Posted by au...@francelabs.com.
Hi,

If you use solr 4.8.1, you don't have to add URIEncoding="UTF-8" in the 
tomcat conf file anymore :
https://wiki.apache.org/solr/SolrTomcat


Regards,

Aurélien MAZOYER

On 29.07.2014 14:22, Gulliver Smith wrote:
> I have solr 4.8.1 under Tomcat 7 on Debian Linux. The connector in
> Tomcat's server.xml has been changed to include character encoding
> UTF-8:
> 
>  <Connector port="8080" protocol="HTTP/1.1"
>                URIEncoding="UTF-8"
>                connectionTimeout="20000"
>                redirectPort="8443" />
> 
> 
> I am posting to the server from PHP 5.5 curl.

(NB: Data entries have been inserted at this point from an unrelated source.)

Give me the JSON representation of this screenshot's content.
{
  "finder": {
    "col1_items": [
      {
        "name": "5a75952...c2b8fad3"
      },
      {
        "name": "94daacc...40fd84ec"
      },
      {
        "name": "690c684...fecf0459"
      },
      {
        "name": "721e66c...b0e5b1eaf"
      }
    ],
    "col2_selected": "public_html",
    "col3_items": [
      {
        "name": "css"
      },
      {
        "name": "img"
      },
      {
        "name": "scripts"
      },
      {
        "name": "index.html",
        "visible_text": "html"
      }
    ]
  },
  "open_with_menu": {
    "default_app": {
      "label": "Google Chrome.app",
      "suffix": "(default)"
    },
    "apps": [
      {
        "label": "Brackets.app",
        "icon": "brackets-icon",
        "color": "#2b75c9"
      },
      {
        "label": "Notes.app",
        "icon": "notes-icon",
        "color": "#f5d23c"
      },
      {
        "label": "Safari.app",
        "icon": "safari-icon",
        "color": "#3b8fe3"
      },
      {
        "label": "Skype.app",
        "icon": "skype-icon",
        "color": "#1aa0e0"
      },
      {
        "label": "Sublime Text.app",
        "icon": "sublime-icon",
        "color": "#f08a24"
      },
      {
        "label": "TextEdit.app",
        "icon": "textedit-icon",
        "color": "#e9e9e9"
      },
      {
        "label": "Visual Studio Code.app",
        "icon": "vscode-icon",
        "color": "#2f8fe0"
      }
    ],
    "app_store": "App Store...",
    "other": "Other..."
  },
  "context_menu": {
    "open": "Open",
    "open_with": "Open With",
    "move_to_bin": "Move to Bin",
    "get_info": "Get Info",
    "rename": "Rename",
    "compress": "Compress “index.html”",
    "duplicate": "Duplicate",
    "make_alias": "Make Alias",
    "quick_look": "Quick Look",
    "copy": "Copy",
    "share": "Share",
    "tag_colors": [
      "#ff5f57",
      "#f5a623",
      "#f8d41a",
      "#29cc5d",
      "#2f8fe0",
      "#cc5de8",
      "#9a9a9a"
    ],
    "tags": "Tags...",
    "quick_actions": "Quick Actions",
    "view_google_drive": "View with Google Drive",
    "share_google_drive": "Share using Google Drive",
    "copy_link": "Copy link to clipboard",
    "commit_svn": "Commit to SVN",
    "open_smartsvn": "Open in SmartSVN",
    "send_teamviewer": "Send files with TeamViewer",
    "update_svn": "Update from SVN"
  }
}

The extract POST was
> intercepted and confirmed that everything is being encode in UTF-8.
> 
> However, the responses to query commands, whether XML or JSON are
> returning field values such as title_fr in something that looks like
> latin1 or iso-8859-1 when displayed in a browser or editor.
> 
> E.g.: "title_fr":[" appelé au téléphone"]
> 
> The highlights in the query response do have correctly displaying
> character codes.
> 
> E.g. "text_fr":[" \n \n  \n  \n  \n  \n  \n  \n  \n \n \nappelé au
> téléphone\nappelé au téléphone\n
> 
> PHP's utf8_decode doesn't make sense of the title_fr.
> 
> Is there something to configure to fix this and get proper UTF8
> results for everything?
> 
> Thanks
> Gulliver